How can I generate an alert when a managed server stops and handle the alert automatically when the server restarts?
You can use a linked rule to generate an alert when a managed server stops and automatically handle the alert when the server restarts.
When IBM® Sterling Control Center Monitor can no longer communicate with a monitored server, it assumes that the server stopped. It then generates an event of type Server Status with a message ID of CCTR034E. Also, when IBM Sterling Control Center Monitor establishes communication with a monitored server, it assumes that the server is started and generates an event of type Server Status with a message ID of CCTR033E.This information can be used in conjunction with a linked rule to generate an alert for a server down condition and to automatically clear any alert generated if and when the server restarts.
A linked rule is nothing more than a normal rule with additional attributes.

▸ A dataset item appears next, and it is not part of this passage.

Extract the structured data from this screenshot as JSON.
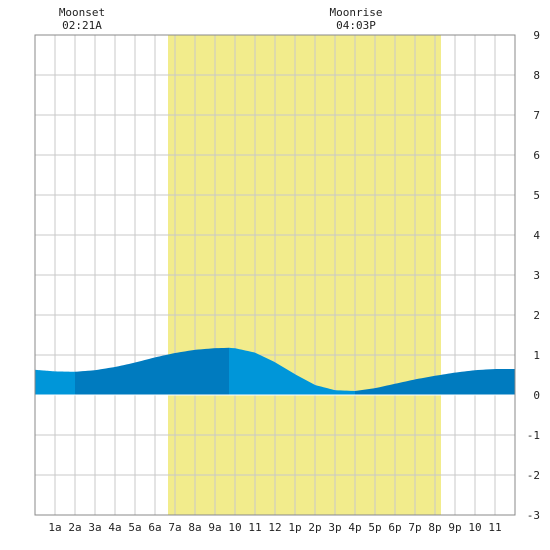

To construct a rule to alert you when a server is down:
- Build a rule with a parameter by using a Key of Message ID, an Operator of Matches, and a Value of CCTR034E. CCTR024E is the event generated by the IBM Sterling Control Center Monitor engine when it thinks a server stopped. You can specify additional parameters to limit when this rule is triggered.
- Select alert1 as the Action to generate an alert of severity 1 when the Server stops.
- Select Enabled on the Linked Rules wizard that appears next.
- For linked rule parameters, specify a parameter with a Key of Message ID, an Operator of Matches, and a Value of CCTR033E, as an event that is generated by the IBM Sterling Control Center Monitor engine when it finds that a managed server starts. Other parameters might also be specified as necessary to ensure that only the appropriate CCTR033E events are matched.
- Since you want to clear the alert generated when the server down occurred when the system sees that the server restarted, choose alert0 for the Resolution action, and the action No Operation for the Non-Resolution action.
- Select alert0 for the Non-Resolution action as well if you always want the alert cleared. The Non-Resolution action does not occur until the number of minutes specified for timeout transpires.
- Set the timeout value to the time the IBM Sterling Control Center Monitor engine waits before taking either the Resolution or the Non-Resolution action. That is, set the timeout value to the maximum time you feel it takes for a server outage to be handled.